Lorsque l'instance judiciaire qui a motivé la
saisie se conclut par un non-lieu ou par une décision
de relaxe, le produit de la vente est restitué
à la personne qui était propriétaire
de l'animal au moment de la saisie si celle-ci en fait
la demande. Dans le cas où l'animal a été
confié à un tiers, son propriétaire
peut saisir le magistrat désigné au deuxième
alinéa d'une requête tendant à la
restitution de l'animal.
« "Les frais exposés pour la garde
de l'animal dans le lieu de dépôt sont
à la charge du propriétaire, sauf décision
contraire du magistrat désigné au deuxième
alinéa saisi d'une demande d'exonération
ou du tribunal statuant sur le fond. Cette exonération
peut également être accordée en
cas de non-lieu ou de relaxe." »
Article
11
Le Gouvernement déposera sur le bureau des assemblées
dans les deux ans qui suivent la promulgation de la
présente loi un rapport dressant un bilan sur
la portée de cette loi concernant les deux catégories
de chiens mentionnées à l'article 211-1
du code rural.
Chapitre II
De la vente et de la détention
des animaux de compagnie
Article
12
L'article 276-2 du code rural est ainsi rédigé
:
« Art. 276-2. - Tous les chiens et chats, préalablement
à leur cession, à titre gratuit ou onéreux,
sont identifiés par un procédé
agréé par le ministre de l'agriculture.
Il en est de même, en dehors de toute cession,
pour les chiens âgés de plus de quatre
mois et nés après la promulgation de la
loi no 99-5 du 6 janvier 1999 relative aux animaux dangereux
et errants et à la protection des animaux. L'identification
est à la charge du cédant.
« Dans les départements officiellement
déclarés infectés de rage, l'identification
est obligatoire pour tous les carnivores domestiques.

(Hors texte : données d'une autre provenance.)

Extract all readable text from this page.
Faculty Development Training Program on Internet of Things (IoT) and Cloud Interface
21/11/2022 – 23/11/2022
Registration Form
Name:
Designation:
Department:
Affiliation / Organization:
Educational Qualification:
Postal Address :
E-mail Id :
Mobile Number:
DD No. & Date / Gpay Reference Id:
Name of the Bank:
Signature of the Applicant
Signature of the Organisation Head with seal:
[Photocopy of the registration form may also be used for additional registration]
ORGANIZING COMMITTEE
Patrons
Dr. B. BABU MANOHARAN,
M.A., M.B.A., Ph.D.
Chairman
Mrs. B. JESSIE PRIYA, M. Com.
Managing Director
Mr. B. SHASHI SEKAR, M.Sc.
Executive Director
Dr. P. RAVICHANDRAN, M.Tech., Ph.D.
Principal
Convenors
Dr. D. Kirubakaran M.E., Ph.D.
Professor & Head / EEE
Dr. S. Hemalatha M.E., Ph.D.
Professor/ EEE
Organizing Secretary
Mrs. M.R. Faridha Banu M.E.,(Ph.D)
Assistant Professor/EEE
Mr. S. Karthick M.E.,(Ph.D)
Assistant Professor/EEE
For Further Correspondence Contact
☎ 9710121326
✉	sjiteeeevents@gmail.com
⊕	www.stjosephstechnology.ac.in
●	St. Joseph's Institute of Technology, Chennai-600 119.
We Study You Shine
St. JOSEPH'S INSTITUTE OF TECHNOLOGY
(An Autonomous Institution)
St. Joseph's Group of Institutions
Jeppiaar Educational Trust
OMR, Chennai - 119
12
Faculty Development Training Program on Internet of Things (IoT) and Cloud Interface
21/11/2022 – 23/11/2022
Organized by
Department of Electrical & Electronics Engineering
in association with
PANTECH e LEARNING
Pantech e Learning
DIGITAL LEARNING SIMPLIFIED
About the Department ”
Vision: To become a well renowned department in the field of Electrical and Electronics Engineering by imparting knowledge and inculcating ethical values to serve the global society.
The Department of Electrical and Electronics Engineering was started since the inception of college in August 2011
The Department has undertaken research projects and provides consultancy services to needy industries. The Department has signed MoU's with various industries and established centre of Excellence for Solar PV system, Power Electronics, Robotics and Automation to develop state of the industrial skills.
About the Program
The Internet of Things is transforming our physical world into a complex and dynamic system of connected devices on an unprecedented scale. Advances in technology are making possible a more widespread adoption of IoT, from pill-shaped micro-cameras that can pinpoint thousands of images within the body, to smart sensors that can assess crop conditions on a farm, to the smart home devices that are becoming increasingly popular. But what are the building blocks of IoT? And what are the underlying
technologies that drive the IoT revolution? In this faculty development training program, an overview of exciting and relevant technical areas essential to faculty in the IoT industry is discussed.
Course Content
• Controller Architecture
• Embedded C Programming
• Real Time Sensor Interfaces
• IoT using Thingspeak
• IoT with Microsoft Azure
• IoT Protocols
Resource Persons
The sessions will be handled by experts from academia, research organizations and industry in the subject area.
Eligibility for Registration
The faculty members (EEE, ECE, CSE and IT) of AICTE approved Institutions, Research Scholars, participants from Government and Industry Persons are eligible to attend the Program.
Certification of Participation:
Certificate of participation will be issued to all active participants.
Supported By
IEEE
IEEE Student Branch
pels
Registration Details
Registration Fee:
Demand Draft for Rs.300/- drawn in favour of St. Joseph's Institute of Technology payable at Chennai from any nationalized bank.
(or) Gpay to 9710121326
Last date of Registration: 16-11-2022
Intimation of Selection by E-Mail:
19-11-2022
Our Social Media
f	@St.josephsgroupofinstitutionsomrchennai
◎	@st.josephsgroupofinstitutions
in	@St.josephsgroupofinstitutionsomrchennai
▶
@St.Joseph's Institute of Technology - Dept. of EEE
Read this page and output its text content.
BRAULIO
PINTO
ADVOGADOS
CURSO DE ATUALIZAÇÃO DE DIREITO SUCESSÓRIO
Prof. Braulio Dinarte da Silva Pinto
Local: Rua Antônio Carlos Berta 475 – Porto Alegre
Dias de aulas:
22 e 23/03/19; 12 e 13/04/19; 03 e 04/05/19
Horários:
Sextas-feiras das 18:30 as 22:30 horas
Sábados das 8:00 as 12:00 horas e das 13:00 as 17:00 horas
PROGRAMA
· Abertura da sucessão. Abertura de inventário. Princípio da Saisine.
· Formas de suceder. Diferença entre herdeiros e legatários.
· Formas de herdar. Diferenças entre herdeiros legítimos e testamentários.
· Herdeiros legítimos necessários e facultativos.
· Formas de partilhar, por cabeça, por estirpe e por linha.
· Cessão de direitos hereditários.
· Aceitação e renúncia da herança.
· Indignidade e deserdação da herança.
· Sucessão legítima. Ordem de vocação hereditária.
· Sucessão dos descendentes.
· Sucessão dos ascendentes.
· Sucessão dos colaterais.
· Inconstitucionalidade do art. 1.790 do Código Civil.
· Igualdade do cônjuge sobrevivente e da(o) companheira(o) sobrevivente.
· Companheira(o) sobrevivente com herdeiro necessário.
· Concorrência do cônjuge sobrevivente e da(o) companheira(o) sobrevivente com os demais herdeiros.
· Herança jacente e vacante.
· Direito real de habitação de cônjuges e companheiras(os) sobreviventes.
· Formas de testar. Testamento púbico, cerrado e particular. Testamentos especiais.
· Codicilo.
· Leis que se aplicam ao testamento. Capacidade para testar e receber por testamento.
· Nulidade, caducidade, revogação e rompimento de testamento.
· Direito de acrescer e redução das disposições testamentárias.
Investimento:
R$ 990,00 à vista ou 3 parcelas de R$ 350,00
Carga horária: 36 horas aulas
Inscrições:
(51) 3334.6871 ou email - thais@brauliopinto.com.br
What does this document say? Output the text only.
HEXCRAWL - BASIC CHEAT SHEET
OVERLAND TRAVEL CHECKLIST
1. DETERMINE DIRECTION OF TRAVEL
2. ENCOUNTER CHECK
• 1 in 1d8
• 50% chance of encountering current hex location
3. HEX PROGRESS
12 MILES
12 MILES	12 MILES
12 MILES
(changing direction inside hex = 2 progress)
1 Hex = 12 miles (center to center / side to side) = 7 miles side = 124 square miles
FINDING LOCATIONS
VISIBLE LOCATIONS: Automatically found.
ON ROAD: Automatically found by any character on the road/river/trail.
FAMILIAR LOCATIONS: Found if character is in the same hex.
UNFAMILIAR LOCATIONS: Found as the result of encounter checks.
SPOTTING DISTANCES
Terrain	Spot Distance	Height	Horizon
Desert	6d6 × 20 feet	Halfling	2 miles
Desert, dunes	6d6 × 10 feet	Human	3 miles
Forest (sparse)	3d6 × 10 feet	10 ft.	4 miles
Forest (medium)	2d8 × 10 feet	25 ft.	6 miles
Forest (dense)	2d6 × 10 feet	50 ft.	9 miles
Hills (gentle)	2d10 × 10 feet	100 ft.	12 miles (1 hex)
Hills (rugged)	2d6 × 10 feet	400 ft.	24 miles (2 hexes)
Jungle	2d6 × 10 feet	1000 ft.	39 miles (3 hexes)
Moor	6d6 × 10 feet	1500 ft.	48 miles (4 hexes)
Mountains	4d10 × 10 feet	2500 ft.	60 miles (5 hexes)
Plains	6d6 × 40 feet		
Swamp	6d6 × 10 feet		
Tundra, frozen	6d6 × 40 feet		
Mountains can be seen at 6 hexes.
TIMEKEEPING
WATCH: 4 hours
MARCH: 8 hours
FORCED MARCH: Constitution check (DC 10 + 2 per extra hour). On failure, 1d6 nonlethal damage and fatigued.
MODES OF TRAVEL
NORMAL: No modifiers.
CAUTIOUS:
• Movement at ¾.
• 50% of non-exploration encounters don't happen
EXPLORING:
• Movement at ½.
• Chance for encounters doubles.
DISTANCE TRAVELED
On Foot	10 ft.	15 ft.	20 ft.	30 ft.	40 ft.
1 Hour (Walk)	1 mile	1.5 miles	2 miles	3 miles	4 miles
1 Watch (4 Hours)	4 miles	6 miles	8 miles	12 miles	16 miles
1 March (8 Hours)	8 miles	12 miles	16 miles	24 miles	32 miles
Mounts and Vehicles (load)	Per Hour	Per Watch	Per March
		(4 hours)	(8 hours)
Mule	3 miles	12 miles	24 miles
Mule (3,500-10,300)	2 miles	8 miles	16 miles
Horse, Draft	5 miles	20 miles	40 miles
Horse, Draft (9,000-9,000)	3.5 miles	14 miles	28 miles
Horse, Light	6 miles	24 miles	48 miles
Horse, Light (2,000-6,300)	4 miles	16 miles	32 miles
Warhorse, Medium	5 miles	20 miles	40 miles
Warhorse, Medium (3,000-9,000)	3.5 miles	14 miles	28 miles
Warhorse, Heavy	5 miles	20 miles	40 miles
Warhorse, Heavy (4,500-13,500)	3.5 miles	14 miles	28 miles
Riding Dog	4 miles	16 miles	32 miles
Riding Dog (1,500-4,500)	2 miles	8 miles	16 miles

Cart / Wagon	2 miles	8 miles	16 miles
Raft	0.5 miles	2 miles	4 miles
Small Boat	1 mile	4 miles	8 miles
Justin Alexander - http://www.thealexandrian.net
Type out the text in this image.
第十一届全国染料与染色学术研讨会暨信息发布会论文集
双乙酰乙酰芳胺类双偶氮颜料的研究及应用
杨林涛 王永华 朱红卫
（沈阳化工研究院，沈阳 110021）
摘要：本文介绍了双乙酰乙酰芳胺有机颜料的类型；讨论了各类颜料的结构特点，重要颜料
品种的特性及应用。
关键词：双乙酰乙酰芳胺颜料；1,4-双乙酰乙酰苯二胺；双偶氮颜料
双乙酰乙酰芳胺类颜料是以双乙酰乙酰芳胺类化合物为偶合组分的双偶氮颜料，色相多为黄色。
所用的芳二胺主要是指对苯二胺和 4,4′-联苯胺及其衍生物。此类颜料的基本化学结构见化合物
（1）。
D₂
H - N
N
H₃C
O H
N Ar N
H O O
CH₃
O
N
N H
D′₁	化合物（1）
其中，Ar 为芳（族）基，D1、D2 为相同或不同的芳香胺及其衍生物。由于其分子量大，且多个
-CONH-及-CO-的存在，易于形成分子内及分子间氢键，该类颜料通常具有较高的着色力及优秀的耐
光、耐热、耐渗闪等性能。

« Les dispositions du premier alinéa peuvent
être étendues et adaptées à
des espèces animales non domestiques protégées
au titre des articles L. 211-1 et L. 212-1. La liste
de ces espèces et les modalités d'identification
sont établies par arrêté conjoint
des ministres de l'agriculture et chargé de l'environnement.
»
Article
13
L'article 276-3 du code rural est ainsi rédigé
:
« Art. 276-3. - I. - Au titre du présent
code, on entend par animal de compagnie tout animal
détenu ou destiné à être
détenu par l'homme pour son agrément.
« II. - Au titre du présent code, on entend
par refuge un établissement à but non
lucratif géré par une fondation ou une
association de protection des animaux désignée
à cet effet par le préfet, accueillant
et prenant en charge des animaux soit en provenance
d'une fourrière à l'issue des délais
de garde fixés aux articles 213-3 et 213-4, soit
donnés par leur propriétaire.
« III. - Au titre du présent code, on entend
par élevage de chiens ou de chats l'activité
consistant à détenir des femelles reproductrices
et donnant lieu à la vente d'au moins deux portées
d'animaux par an.
« IV. - La gestion d'une fourrière ou d'un
refuge, l'élevage, l'exercice à titre
commercial des activités de vente, de transit
ou de garde, d'éducation, de dressage et de présentation
au public de chiens et de chats :
« - font l'objet d'une déclaration au préfet
;
« - sont subordonnés à la mise en
place et à l'utilisation d'installations conformes
aux règles sanitaires et de protection animale
pour ces animaux ;
« - ne peuvent s'exercer que si au moins une personne,
en contact direct avec les animaux, possède un
certificat de capacité attestant de ses connaissances
relatives aux besoins biologiques, physiologiques, comportementaux
et à l'entretien des animaux de compagnie. Ce
certificat est délivré par l'autorité
administrative, qui statue au vu des connaissances ou
de la formation, et notamment des diplômes ou
de l'expérience professionnelle d'au moins trois
ans des postulants.
« Les mêmes dispositions s'appliquent pour
l'exercice à titre commercial des activités
de vente et de présentation au public des autres
animaux de compagnie d'espèces domestiques.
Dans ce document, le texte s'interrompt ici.